Eve Kellner, DO, Personal Statement

Eve200Eve Kellner, DO
Psychiatry, Westchester Medical Center

CIR provides residents and fellows at our hospital with the support that they need in order to better be able to help people, which is why many of us decided to go into medicine in the first place. CIR helps to level the playing field in the ever evolving, complex medical and health system. CIR is currently negotiating a contract for residents and fellows at WMC, and that has been a great learning process for me.

CIR has taught me that I have a voice, and that even when other hospital staff around me say “This is the way we have always done it,” or “I tried and it didn’t work, so you would be wasting your time,” that it is always worth the time and effort to try to improve things for your patients, co-workers, and clients.

The most important thing we can do as an organization is to grow and to keep doing what we are doing. There are so many crucial issues and causes that CIR is involved with (Income Inequality, LGBT Acceptance, Women in Medicine, International Aid, ect.) and I would like to help get more residents and fellows aware of and involved in these issues.

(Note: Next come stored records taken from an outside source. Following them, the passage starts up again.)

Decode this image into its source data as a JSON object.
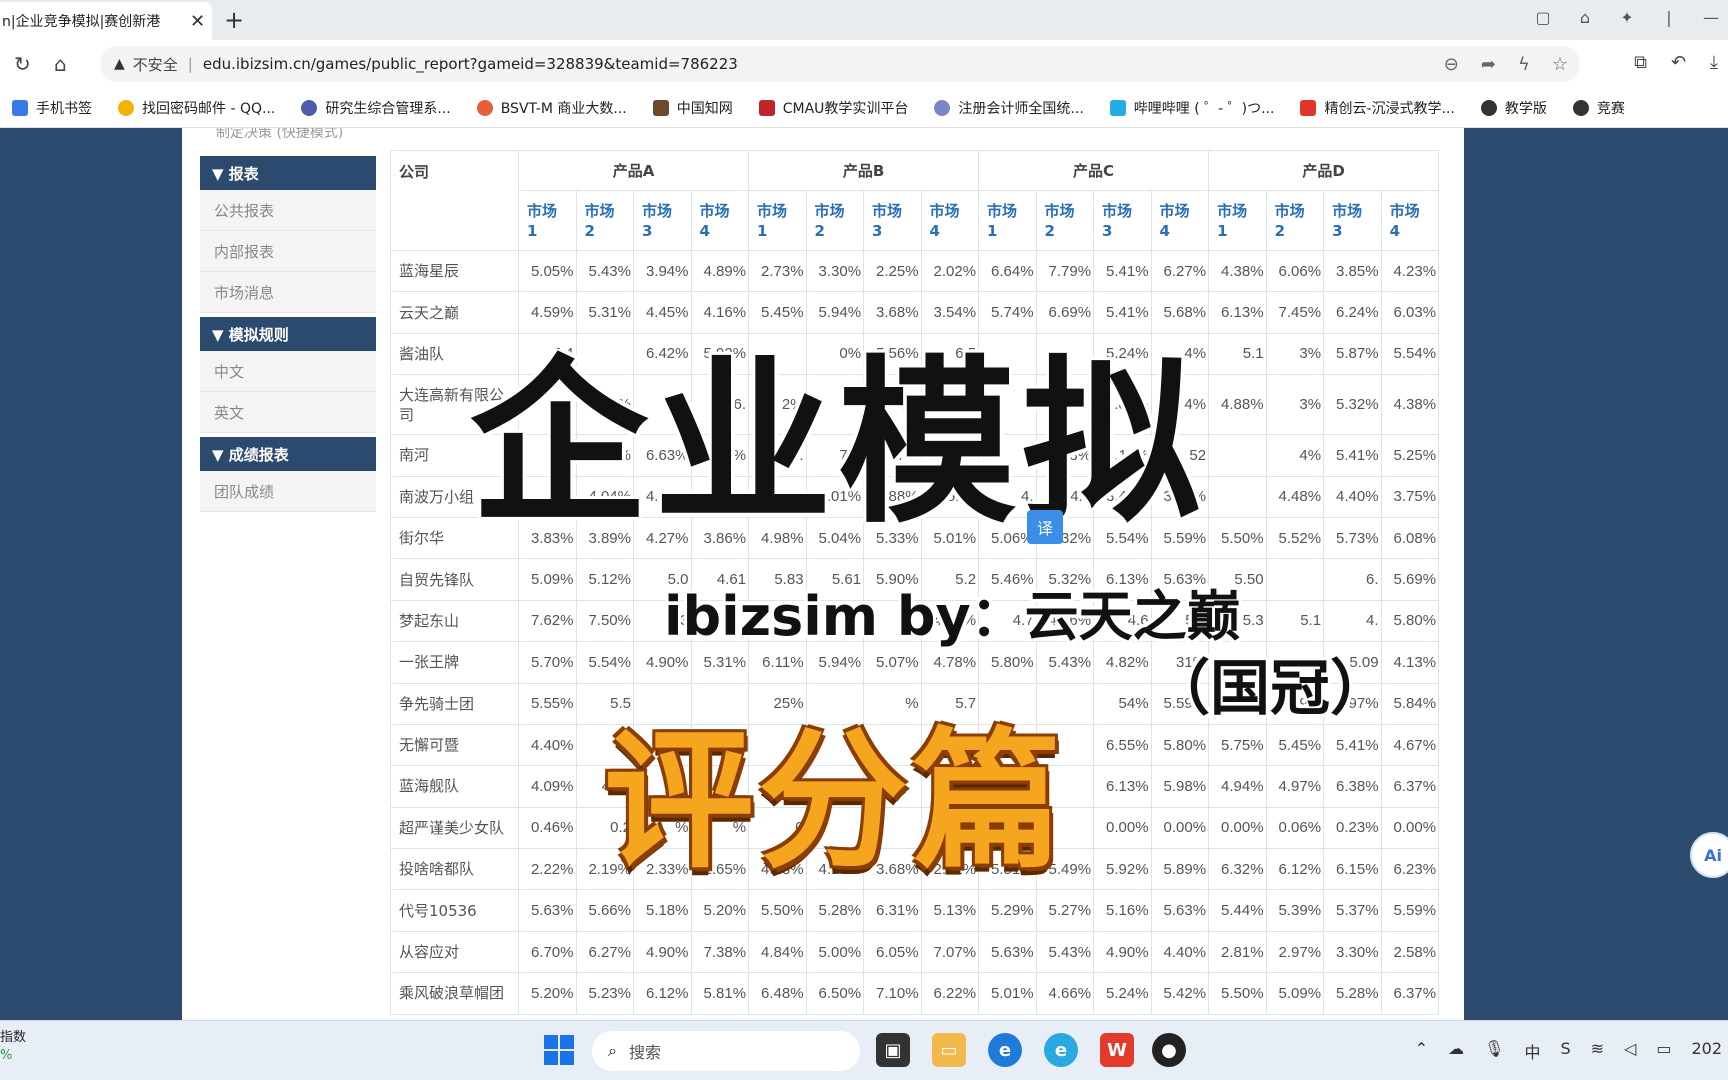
{
  "browser": {
    "tab_title": "n|企业竞争模拟|赛创新港",
    "tab_close": "✕",
    "new_tab": "+",
    "insecure_label": "不安全",
    "url": "edu.ibizsim.cn/games/public_report?gameid=328839&teamid=786223",
    "bookmarks": [
      "手机书签",
      "找回密码邮件 - QQ...",
      "研究生综合管理系...",
      "BSVT-M 商业大数...",
      "中国知网",
      "CMAU教学实训平台",
      "注册会计师全国统...",
      "哔哩哔哩 ( ゜- ゜)つ...",
      "精创云-沉浸式教学...",
      "教学版",
      "竞赛"
    ]
  },
  "sidebar": {
    "cut_item": "制定决策 (快捷模式)",
    "sections": [
      {
        "title": "▼ 报表",
        "items": [
          "公共报表",
          "内部报表",
          "市场消息"
        ]
      },
      {
        "title": "▼ 模拟规则",
        "items": [
          "中文",
          "英文"
        ]
      },
      {
        "title": "▼ 成绩报表",
        "items": [
          "团队成绩"
        ]
      }
    ]
  },
  "table": {
    "corner": "公司",
    "products": [
      "产品A",
      "产品B",
      "产品C",
      "产品D"
    ],
    "markets": [
      "市场\n1",
      "市场\n2",
      "市场\n3",
      "市场\n4"
    ],
    "rows": [
      {
        "company": "蓝海星辰",
        "values": [
          "5.05%",
          "5.43%",
          "3.94%",
          "4.89%",
          "2.73%",
          "3.30%",
          "2.25%",
          "2.02%",
          "6.64%",
          "7.79%",
          "5.41%",
          "6.27%",
          "4.38%",
          "6.06%",
          "3.85%",
          "4.23%"
        ]
      },
      {
        "company": "云天之巅",
        "values": [
          "4.59%",
          "5.31%",
          "4.45%",
          "4.16%",
          "5.45%",
          "5.94%",
          "3.68%",
          "3.54%",
          "5.74%",
          "6.69%",
          "5.41%",
          "5.68%",
          "6.13%",
          "7.45%",
          "6.24%",
          "6.03%"
        ]
      },
      {
        "company": "酱油队",
        "values": [
          "5.4",
          "",
          "6.42%",
          "5.92%",
          "",
          "0%",
          "5.56%",
          "6.5",
          "",
          "",
          "5.24%",
          "4%",
          "5.1",
          "3%",
          "5.87%",
          "5.54%"
        ]
      },
      {
        "company": "大连高新有限公司",
        "values": [
          "2%",
          "5%",
          "7%",
          "6.",
          "2%",
          "",
          "6.43%",
          "",
          "",
          "",
          "4.86%",
          "4%",
          "4.88%",
          "3%",
          "5.32%",
          "4.38%"
        ]
      },
      {
        "company": "南河",
        "values": [
          "%",
          "9%",
          "6.63%",
          "6.43%",
          "6.",
          "7%",
          "7.17%",
          "1",
          "3",
          "3%",
          "4.18%",
          "52",
          "",
          "4%",
          "5.41%",
          "5.25%"
        ]
      },
      {
        "company": "南波万小组",
        "values": [
          "",
          "4.04%",
          "4.69%",
          "5.",
          "4.09%",
          "4.01%",
          "4.88%",
          "5.71",
          "4.",
          "4.2",
          "3.48%",
          "3.23%",
          "",
          "4.48%",
          "4.40%",
          "3.75%"
        ]
      },
      {
        "company": "街尔华",
        "values": [
          "3.83%",
          "3.89%",
          "4.27%",
          "3.86%",
          "4.98%",
          "5.04%",
          "5.33%",
          "5.01%",
          "5.06%",
          "5.32%",
          "5.54%",
          "5.59%",
          "5.50%",
          "5.52%",
          "5.73%",
          "6.08%"
        ]
      },
      {
        "company": "自贸先锋队",
        "values": [
          "5.09%",
          "5.12%",
          "5.0",
          "4.61",
          "5.83",
          "5.61",
          "5.90%",
          "5.2",
          "5.46%",
          "5.32%",
          "6.13%",
          "5.63%",
          "5.50",
          "",
          "6.",
          "5.69%"
        ]
      },
      {
        "company": "梦起东山",
        "values": [
          "7.62%",
          "7.50%",
          "6.3",
          "",
          "",
          "",
          "",
          "4.60%",
          "4.7",
          "4.66%",
          "4.6",
          "5.2",
          "5.3",
          "5.1",
          "4.",
          "5.80%"
        ]
      },
      {
        "company": "一张王牌",
        "values": [
          "5.70%",
          "5.54%",
          "4.90%",
          "5.31%",
          "6.11%",
          "5.94%",
          "5.07%",
          "4.78%",
          "5.80%",
          "5.43%",
          "4.82%",
          "31%",
          "",
          "",
          "5.09",
          "4.13%"
        ]
      },
      {
        "company": "争先骑士团",
        "values": [
          "5.55%",
          "5.5",
          "",
          "",
          "25%",
          "",
          "%",
          "5.7",
          "",
          "",
          "54%",
          "5.59%",
          "4.94%",
          "4.79%",
          "4.97%",
          "5.84%"
        ]
      },
      {
        "company": "无懈可暨",
        "values": [
          "4.40%",
          "4",
          "",
          "",
          "",
          "",
          "",
          "",
          "",
          "",
          "6.55%",
          "5.80%",
          "5.75%",
          "5.45%",
          "5.41%",
          "4.67%"
        ]
      },
      {
        "company": "蓝海舰队",
        "values": [
          "4.09%",
          "4.12",
          "",
          "",
          "",
          "",
          "",
          "9.5",
          "",
          "",
          "6.13%",
          "5.98%",
          "4.94%",
          "4.97%",
          "6.38%",
          "6.37%"
        ]
      },
      {
        "company": "超严谨美少女队",
        "values": [
          "0.46%",
          "0.2",
          "%",
          "%",
          "0",
          "",
          "",
          "",
          "",
          "",
          "0.00%",
          "0.00%",
          "0.00%",
          "0.06%",
          "0.23%",
          "0.00%"
        ]
      },
      {
        "company": "投啥啥都队",
        "values": [
          "2.22%",
          "2.19%",
          "2.33%",
          "1.65%",
          "4.28%",
          "4.19%",
          "3.68%",
          "2.91%",
          "5.51%",
          "5.49%",
          "5.92%",
          "5.89%",
          "6.32%",
          "6.12%",
          "6.15%",
          "6.23%"
        ]
      },
      {
        "company": "代号10536",
        "values": [
          "5.63%",
          "5.66%",
          "5.18%",
          "5.20%",
          "5.50%",
          "5.28%",
          "6.31%",
          "5.13%",
          "5.29%",
          "5.27%",
          "5.16%",
          "5.63%",
          "5.44%",
          "5.39%",
          "5.37%",
          "5.59%"
        ]
      },
      {
        "company": "从容应对",
        "values": [
          "6.70%",
          "6.27%",
          "4.90%",
          "7.38%",
          "4.84%",
          "5.00%",
          "6.05%",
          "7.07%",
          "5.63%",
          "5.43%",
          "4.90%",
          "4.40%",
          "2.81%",
          "2.97%",
          "3.30%",
          "2.58%"
        ]
      },
      {
        "company": "乘风破浪草帽团",
        "values": [
          "5.20%",
          "5.23%",
          "6.12%",
          "5.81%",
          "6.48%",
          "6.50%",
          "7.10%",
          "6.22%",
          "5.01%",
          "4.66%",
          "5.24%",
          "5.42%",
          "5.50%",
          "5.09%",
          "5.28%",
          "6.37%"
        ]
      }
    ]
  },
  "overlay": {
    "title": "企业模拟",
    "byline": "ibizsim by：云天之巅",
    "byline2": "（国冠）",
    "subtitle": "评分篇",
    "translate": "译",
    "ai": "Ai"
  },
  "taskbar": {
    "left_label": "指数",
    "left_pct": "%",
    "search_placeholder": "搜索",
    "clock": "202"
  }
}
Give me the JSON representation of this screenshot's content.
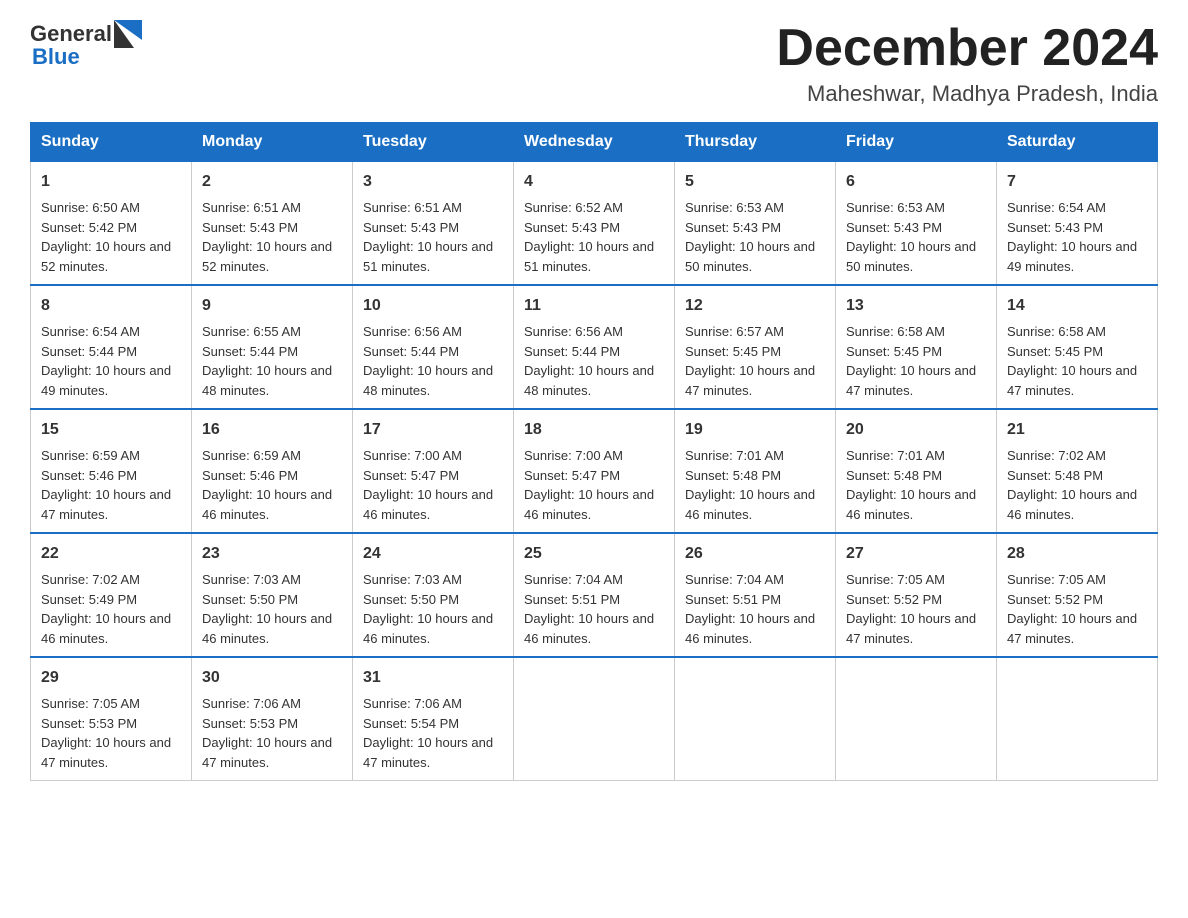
{
  "header": {
    "logo_general": "General",
    "logo_blue": "Blue",
    "month": "December 2024",
    "location": "Maheshwar, Madhya Pradesh, India"
  },
  "weekdays": [
    "Sunday",
    "Monday",
    "Tuesday",
    "Wednesday",
    "Thursday",
    "Friday",
    "Saturday"
  ],
  "weeks": [
    [
      {
        "day": "1",
        "sunrise": "6:50 AM",
        "sunset": "5:42 PM",
        "daylight": "10 hours and 52 minutes."
      },
      {
        "day": "2",
        "sunrise": "6:51 AM",
        "sunset": "5:43 PM",
        "daylight": "10 hours and 52 minutes."
      },
      {
        "day": "3",
        "sunrise": "6:51 AM",
        "sunset": "5:43 PM",
        "daylight": "10 hours and 51 minutes."
      },
      {
        "day": "4",
        "sunrise": "6:52 AM",
        "sunset": "5:43 PM",
        "daylight": "10 hours and 51 minutes."
      },
      {
        "day": "5",
        "sunrise": "6:53 AM",
        "sunset": "5:43 PM",
        "daylight": "10 hours and 50 minutes."
      },
      {
        "day": "6",
        "sunrise": "6:53 AM",
        "sunset": "5:43 PM",
        "daylight": "10 hours and 50 minutes."
      },
      {
        "day": "7",
        "sunrise": "6:54 AM",
        "sunset": "5:43 PM",
        "daylight": "10 hours and 49 minutes."
      }
    ],
    [
      {
        "day": "8",
        "sunrise": "6:54 AM",
        "sunset": "5:44 PM",
        "daylight": "10 hours and 49 minutes."
      },
      {
        "day": "9",
        "sunrise": "6:55 AM",
        "sunset": "5:44 PM",
        "daylight": "10 hours and 48 minutes."
      },
      {
        "day": "10",
        "sunrise": "6:56 AM",
        "sunset": "5:44 PM",
        "daylight": "10 hours and 48 minutes."
      },
      {
        "day": "11",
        "sunrise": "6:56 AM",
        "sunset": "5:44 PM",
        "daylight": "10 hours and 48 minutes."
      },
      {
        "day": "12",
        "sunrise": "6:57 AM",
        "sunset": "5:45 PM",
        "daylight": "10 hours and 47 minutes."
      },
      {
        "day": "13",
        "sunrise": "6:58 AM",
        "sunset": "5:45 PM",
        "daylight": "10 hours and 47 minutes."
      },
      {
        "day": "14",
        "sunrise": "6:58 AM",
        "sunset": "5:45 PM",
        "daylight": "10 hours and 47 minutes."
      }
    ],
    [
      {
        "day": "15",
        "sunrise": "6:59 AM",
        "sunset": "5:46 PM",
        "daylight": "10 hours and 47 minutes."
      },
      {
        "day": "16",
        "sunrise": "6:59 AM",
        "sunset": "5:46 PM",
        "daylight": "10 hours and 46 minutes."
      },
      {
        "day": "17",
        "sunrise": "7:00 AM",
        "sunset": "5:47 PM",
        "daylight": "10 hours and 46 minutes."
      },
      {
        "day": "18",
        "sunrise": "7:00 AM",
        "sunset": "5:47 PM",
        "daylight": "10 hours and 46 minutes."
      },
      {
        "day": "19",
        "sunrise": "7:01 AM",
        "sunset": "5:48 PM",
        "daylight": "10 hours and 46 minutes."
      },
      {
        "day": "20",
        "sunrise": "7:01 AM",
        "sunset": "5:48 PM",
        "daylight": "10 hours and 46 minutes."
      },
      {
        "day": "21",
        "sunrise": "7:02 AM",
        "sunset": "5:48 PM",
        "daylight": "10 hours and 46 minutes."
      }
    ],
    [
      {
        "day": "22",
        "sunrise": "7:02 AM",
        "sunset": "5:49 PM",
        "daylight": "10 hours and 46 minutes."
      },
      {
        "day": "23",
        "sunrise": "7:03 AM",
        "sunset": "5:50 PM",
        "daylight": "10 hours and 46 minutes."
      },
      {
        "day": "24",
        "sunrise": "7:03 AM",
        "sunset": "5:50 PM",
        "daylight": "10 hours and 46 minutes."
      },
      {
        "day": "25",
        "sunrise": "7:04 AM",
        "sunset": "5:51 PM",
        "daylight": "10 hours and 46 minutes."
      },
      {
        "day": "26",
        "sunrise": "7:04 AM",
        "sunset": "5:51 PM",
        "daylight": "10 hours and 46 minutes."
      },
      {
        "day": "27",
        "sunrise": "7:05 AM",
        "sunset": "5:52 PM",
        "daylight": "10 hours and 47 minutes."
      },
      {
        "day": "28",
        "sunrise": "7:05 AM",
        "sunset": "5:52 PM",
        "daylight": "10 hours and 47 minutes."
      }
    ],
    [
      {
        "day": "29",
        "sunrise": "7:05 AM",
        "sunset": "5:53 PM",
        "daylight": "10 hours and 47 minutes."
      },
      {
        "day": "30",
        "sunrise": "7:06 AM",
        "sunset": "5:53 PM",
        "daylight": "10 hours and 47 minutes."
      },
      {
        "day": "31",
        "sunrise": "7:06 AM",
        "sunset": "5:54 PM",
        "daylight": "10 hours and 47 minutes."
      },
      null,
      null,
      null,
      null
    ]
  ]
}
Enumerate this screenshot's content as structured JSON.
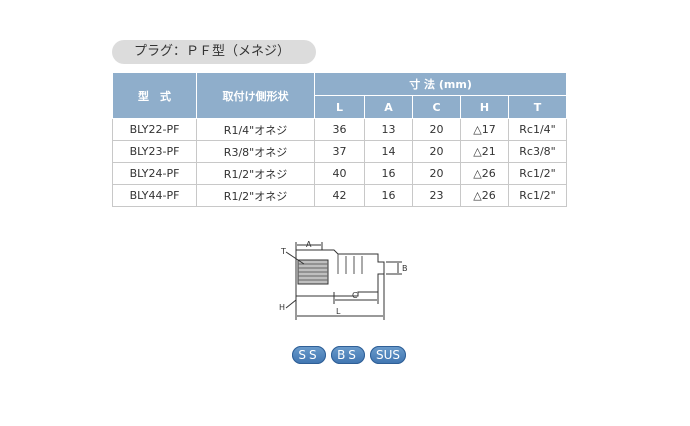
{
  "title": "プラグ：ＰＦ型（メネジ）",
  "table": {
    "col_model": "型　式",
    "col_mount": "取付け側形状",
    "dims_header": "寸 法 (mm)",
    "dim_cols": [
      "L",
      "A",
      "C",
      "H",
      "T"
    ],
    "rows": [
      {
        "model": "BLY22-PF",
        "mount": "R1/4\"オネジ",
        "L": "36",
        "A": "13",
        "C": "20",
        "H": "△17",
        "T": "Rc1/4\""
      },
      {
        "model": "BLY23-PF",
        "mount": "R3/8\"オネジ",
        "L": "37",
        "A": "14",
        "C": "20",
        "H": "△21",
        "T": "Rc3/8\""
      },
      {
        "model": "BLY24-PF",
        "mount": "R1/2\"オネジ",
        "L": "40",
        "A": "16",
        "C": "20",
        "H": "△26",
        "T": "Rc1/2\""
      },
      {
        "model": "BLY44-PF",
        "mount": "R1/2\"オネジ",
        "L": "42",
        "A": "16",
        "C": "23",
        "H": "△26",
        "T": "Rc1/2\""
      }
    ]
  },
  "diagram": {
    "labels": {
      "T": "T",
      "A": "A",
      "B": "B",
      "C": "C",
      "H": "H",
      "L": "L"
    }
  },
  "materials": [
    "SS",
    "BS",
    "SUS"
  ]
}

Joining the fight for a living wage encompasses many of our core values. I will help organize residents and fellows to attend the rallies and provide support to the low wage workers across the nation. We need to help empower the working poor and raise the minimum wage so that the gross inequality that has so many Americans choosing between life essentials like shelter, food, education and medical care can start to be corrected.

The work I have done and will continue to do with Women in Medicine, will help to enable residents and fellows to make sure that they are recognized for their work and help to decrease the wage gap in medicine and across other career paths.

I would like to become more involved in LBGT advocacy. During medical school, I had the amazing opportunity to live with a family and their transgender child while I rotated with a plastic surgeon who performed gender reassignment surgery. It became very clear to me that the general public, and surprisingly the medical field, have not yet had enough education to respectfully treat some if not all of the groups denoted by the acronym, LBGT.